Una delle fonti più autorevoli inerenti a san Francesco, ossia la Compilazione d’Assisi, narra che un giorno l’Assisiate giunse a Terni e come suo solito cominciò a predicare in piazza richiamando dai vizi e esortando a vivere virtuosamente. Il suo parlare non era secondo lo stile dell’arte di predicare che si soffermava sui diversi significati della Bibbia, ma secondo l’ars concionandi – da concione cioè discorso a una convocazione popolare – ossia del parlare di coloro che arringano la folla cercando di catturare l’attenzione delle persone. Il brano della suddetta fonte afferma: «Una volta, mentre predicava al popolo di Terni nella piazza davanti all’episcopio, il vescovo della città , uomo dotato di discrezione e spirituale, assisteva alla predica. Quando fu terminata, il vescovo si alzò e, fra altre parole di Dio che rivolse al popolo, disse anche questo: “Da quando cominciò a piantare e edificare la sua Chiesa, il Signore non ha mai cessato di inviare uomini santi, che la adornassero con la parola e con l’esempio. E in questi ultimi tempi egli ha voluto illuminarla per mezzo di questo poverello, uomo d’umile aspetto e senza cultura [e mostrava con il dito il beato Francesco a tutto il popolo]. Per questo siete tenuti ad amare e onorare il Signore, e a guardarvi dai peccati: poiché non ha fatto così con nessun popolo”. Concluso che ebbe il discorso, il vescovo scese dal luogo dove aveva parlato ed entrò con il beato Francesco nella chiesa cattedrale. Allora il beato Francesco si inchinò davanti al vescovo e si prostrò ai suoi piedi dicendo: “In verità ti dico, signor vescovo, che finora nessuno mi ha fatto a questo mondo un onore grande come quello che oggi tu mi hai fatto. Gli altri dicono: ‘Questo è un uomo santo!’, attribuendo gloria e santità alla creatura e non al Creatore. Ma tu, da uomo discreto, hai separato la materia preziosa da quella vile”».

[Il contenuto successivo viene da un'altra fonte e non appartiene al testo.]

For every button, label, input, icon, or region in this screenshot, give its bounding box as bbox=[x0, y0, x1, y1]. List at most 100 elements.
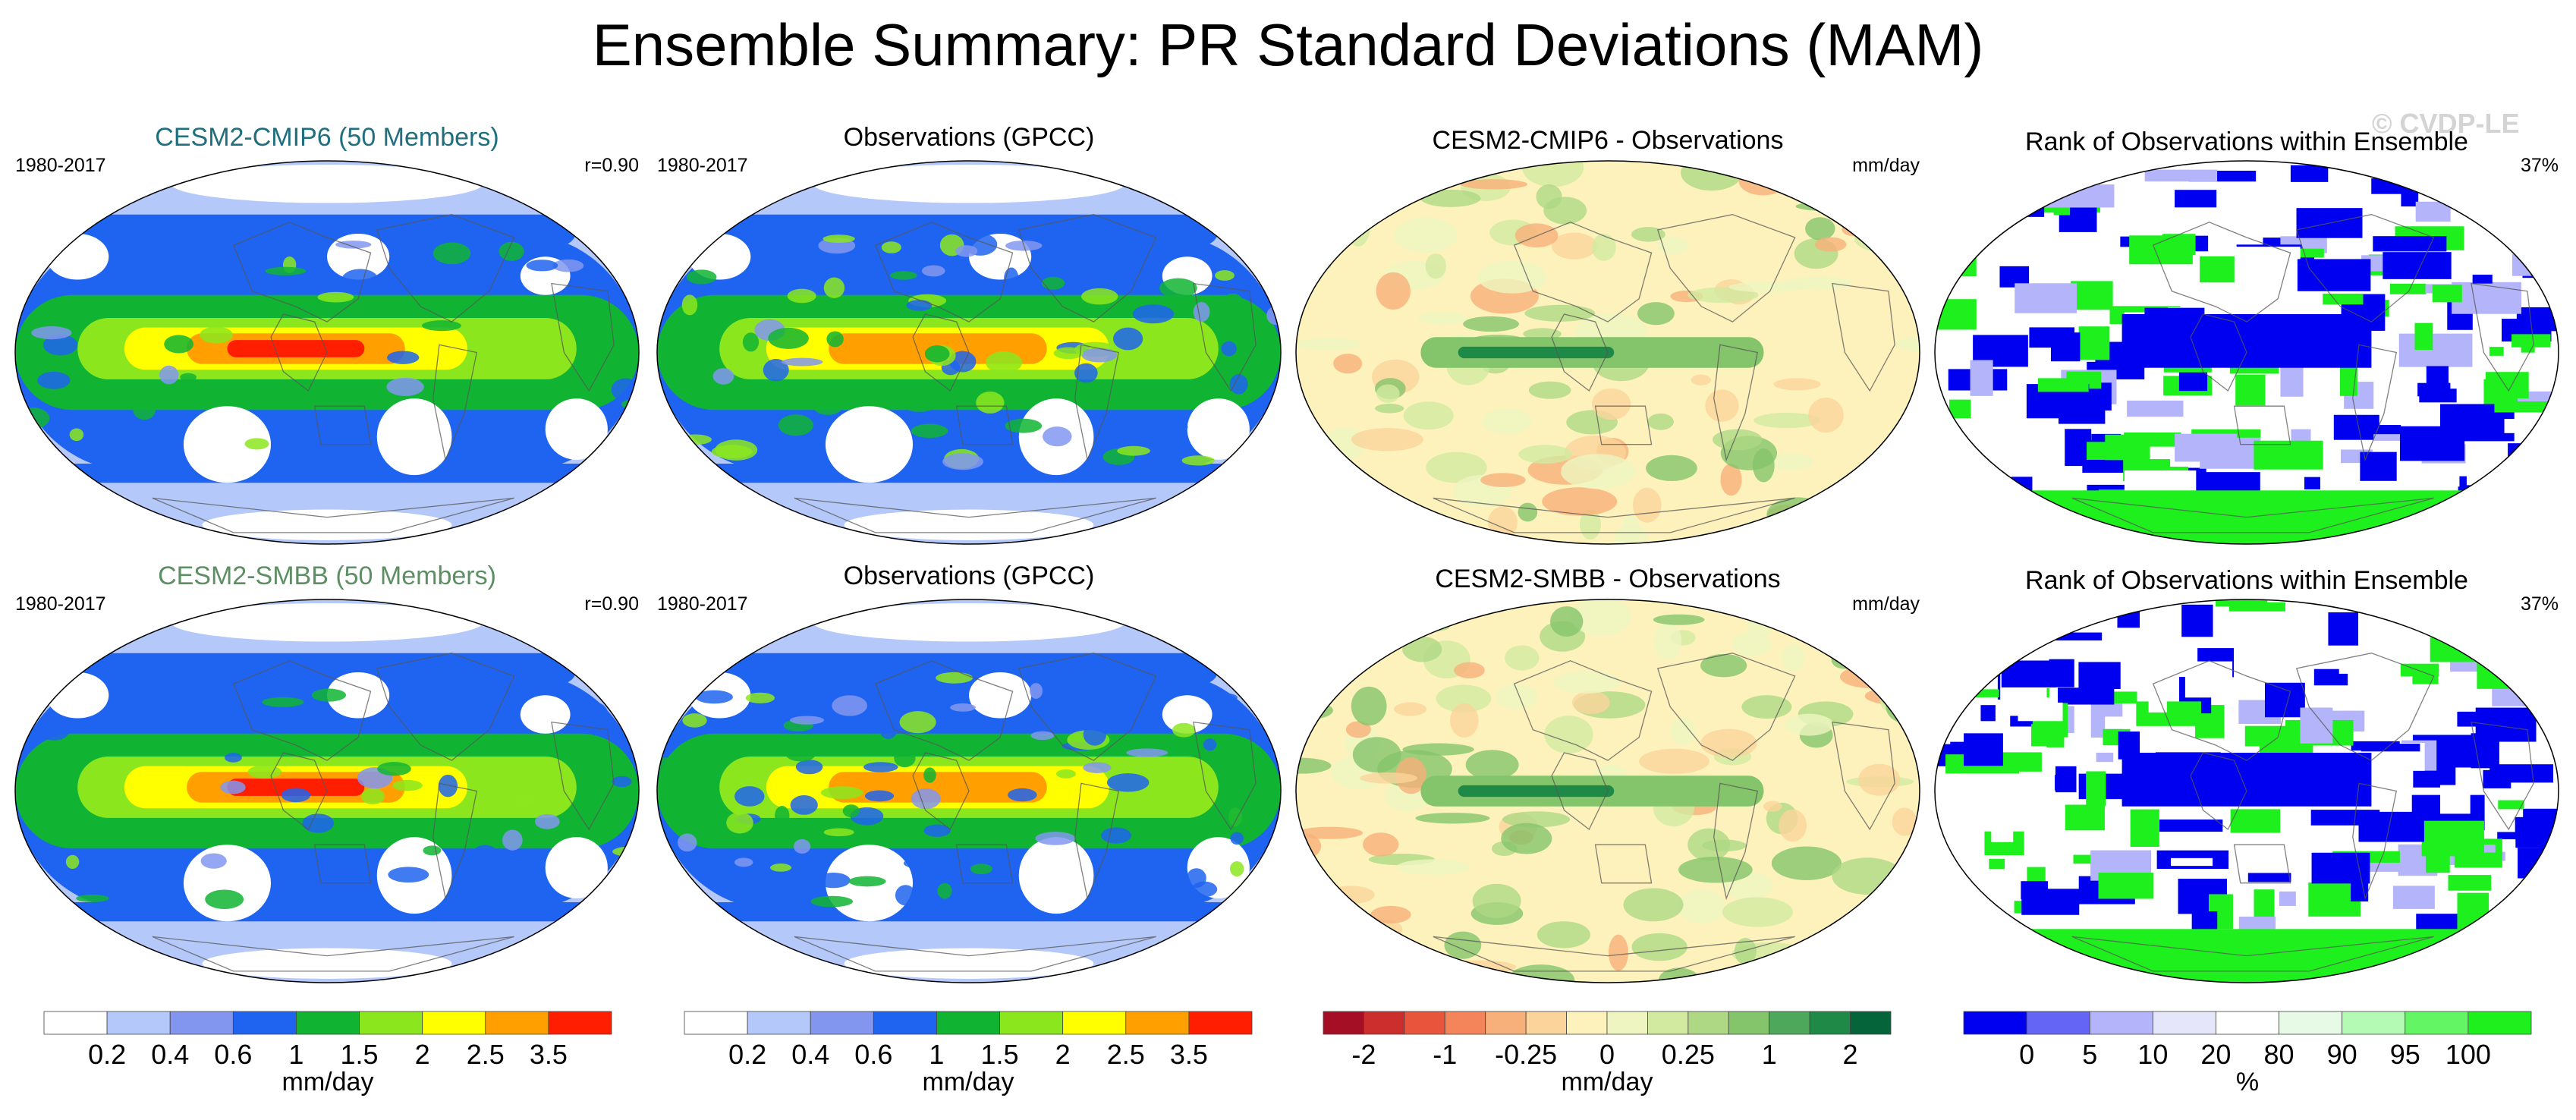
coastline bbox=[1074, 782, 1120, 901]
colorbar-swatch bbox=[485, 1011, 549, 1035]
coastline bbox=[376, 214, 515, 322]
map-outline bbox=[1934, 599, 2559, 983]
map-outline bbox=[14, 160, 640, 545]
coastline bbox=[955, 844, 1014, 884]
panel-annotation: r=0.90 bbox=[584, 593, 639, 615]
colorbar-tick-label: 90 bbox=[2326, 1039, 2357, 1070]
coastline bbox=[1513, 222, 1653, 322]
colorbar-tick-label: 2 bbox=[414, 1039, 430, 1070]
coastline bbox=[1594, 844, 1653, 884]
coastline bbox=[313, 405, 372, 445]
map-outline bbox=[656, 160, 1282, 545]
colorbar-swatch bbox=[422, 1011, 486, 1035]
colorbar-units-label: mm/day bbox=[922, 1068, 1014, 1096]
colorbar-swatch bbox=[2152, 1011, 2216, 1035]
panel-annotation: r=0.90 bbox=[584, 155, 639, 176]
colorbar-tick-label: 2 bbox=[1842, 1039, 1858, 1070]
colorbar-tick-label: 20 bbox=[2200, 1039, 2232, 1070]
map-outline bbox=[656, 599, 1282, 983]
coastline bbox=[2352, 782, 2398, 901]
r1c4-map bbox=[1934, 160, 2559, 545]
colorbar-units-label: % bbox=[2235, 1068, 2260, 1096]
colorbar-tick-label: 0 bbox=[2019, 1039, 2035, 1070]
colorbar-tick-label: 2 bbox=[1055, 1039, 1071, 1070]
panel-title: Rank of Observations within Ensemble bbox=[2025, 566, 2468, 595]
coastline bbox=[152, 936, 514, 972]
colorbar-swatch bbox=[1323, 1011, 1364, 1035]
coastline bbox=[2471, 282, 2534, 392]
coastline bbox=[1713, 344, 1759, 462]
colorbar-tick-label: 0 bbox=[1599, 1039, 1615, 1070]
coastline bbox=[376, 653, 515, 761]
coastline bbox=[912, 313, 970, 392]
coastline bbox=[2190, 313, 2247, 392]
r2c4-map bbox=[1934, 599, 2559, 983]
colorbar-tick-label: 0.2 bbox=[728, 1039, 767, 1070]
coastline bbox=[794, 497, 1156, 533]
colorbar-swatch bbox=[1728, 1011, 1770, 1035]
colorbar-tick-label: 1 bbox=[288, 1039, 304, 1070]
colorbar-tick-label: 1 bbox=[1761, 1039, 1777, 1070]
colorbar-units-label: mm/day bbox=[282, 1068, 374, 1096]
colorbar-rank bbox=[1963, 1011, 2532, 1035]
coastline bbox=[2233, 844, 2291, 884]
colorbar-swatch bbox=[106, 1011, 171, 1035]
colorbar-swatch bbox=[999, 1011, 1064, 1035]
coastline bbox=[874, 222, 1014, 322]
coastline bbox=[874, 660, 1014, 761]
coastline bbox=[1551, 752, 1609, 831]
coastline bbox=[1713, 782, 1759, 901]
colorbar-swatch bbox=[1769, 1011, 1810, 1035]
colorbar-sd2 bbox=[684, 1011, 1253, 1035]
colorbar-tick-label: 10 bbox=[2137, 1039, 2169, 1070]
colorbar-swatch bbox=[2279, 1011, 2343, 1035]
panel-title: Observations (GPCC) bbox=[843, 562, 1095, 590]
coastline bbox=[432, 782, 478, 901]
colorbar-units-label: mm/day bbox=[1561, 1068, 1653, 1096]
colorbar-swatch bbox=[1444, 1011, 1486, 1035]
colorbar-swatch bbox=[2467, 1011, 2532, 1035]
colorbar-tick-label: 100 bbox=[2445, 1039, 2491, 1070]
r1c3-map bbox=[1295, 160, 1920, 545]
coastline bbox=[1832, 282, 1895, 392]
map-outline bbox=[1295, 599, 1920, 983]
coastline bbox=[1433, 497, 1795, 533]
colorbar-tick-label: 5 bbox=[2082, 1039, 2098, 1070]
coastline bbox=[2152, 660, 2291, 761]
colorbar-tick-label: -0.25 bbox=[1495, 1039, 1558, 1070]
colorbar-swatch bbox=[747, 1011, 811, 1035]
colorbar-swatch bbox=[169, 1011, 234, 1035]
coastline bbox=[955, 405, 1014, 445]
map-outline bbox=[1295, 160, 1920, 545]
colorbar-tick-label: 0.6 bbox=[214, 1039, 253, 1070]
colorbar-tick-label: 0.4 bbox=[151, 1039, 190, 1070]
coastline bbox=[2471, 721, 2534, 831]
colorbar-tick-label: -1 bbox=[1433, 1039, 1458, 1070]
colorbar-tick-label: 1.5 bbox=[980, 1039, 1019, 1070]
coastline bbox=[2295, 653, 2435, 761]
coastline bbox=[1656, 214, 1796, 322]
r2c2-map bbox=[656, 599, 1282, 983]
panel-title: CESM2-SMBB (50 Members) bbox=[158, 562, 496, 590]
panel-period: 1980-2017 bbox=[15, 593, 106, 615]
colorbar-tick-label: 2.5 bbox=[466, 1039, 505, 1070]
coastline bbox=[1513, 660, 1653, 761]
colorbar-swatch bbox=[1485, 1011, 1527, 1035]
coastline bbox=[1193, 282, 1257, 392]
panel-title: Observations (GPCC) bbox=[843, 123, 1095, 152]
coastline bbox=[2352, 344, 2398, 462]
colorbar-tick-label: 0.4 bbox=[791, 1039, 830, 1070]
colorbar-swatch bbox=[1606, 1011, 1648, 1035]
coastline bbox=[1594, 405, 1653, 445]
coastline bbox=[1018, 653, 1157, 761]
colorbar-swatch bbox=[296, 1011, 360, 1035]
panel-annotation: 37% bbox=[2520, 593, 2559, 615]
colorbar-swatch bbox=[232, 1011, 297, 1035]
coastline bbox=[2190, 752, 2247, 831]
colorbar-swatch bbox=[1062, 1011, 1127, 1035]
colorbar-swatch bbox=[810, 1011, 874, 1035]
colorbar-swatch bbox=[684, 1011, 748, 1035]
colorbar-swatch bbox=[43, 1011, 108, 1035]
coastline bbox=[270, 313, 328, 392]
colorbar-tick-label: 0.2 bbox=[88, 1039, 127, 1070]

Sta di fatto che il passaggio di frate Francesco nel territorio di Terni non solò lasciò un ricordo ma affascinò alcuni che vollero seguirlo fino alla Porziuncola presso Assisi per diventare frati minori. Da lì furono inviati ad annunciare il Vangelo tra i non cristiani del Marocco dove furono uccisi; la loro vicenda sembrava un fallimento ma in realtà era l’inizio di una grande avventura. Infatti un canonico agostiniano, Fernando da Lisbona, vedendo i loro corpi straziati, volle anche lui diventare frate minore assumendo il nome di Antonio. Raggiunta l’Italia fu inviato dallo stesso Francesco a predicare nel Nord Italia cosa che fece fino a quando morì a Padova nel 1230. E così quella venuta di san Francesco a Terni produsse molto frutto perché grazie ad essa il sangue dei protomartiri francescani oriundi del territorio ternano divenne il seme della vocazione francescana di sant’Antonio di Padova, attualmente venerato il tutto il mondo anche da mussulmani e altri non cristiani. Veramente il passaggio del Santo a Terni e dintorni aprì il territorio ai grandi orizzonti della carità e della verità.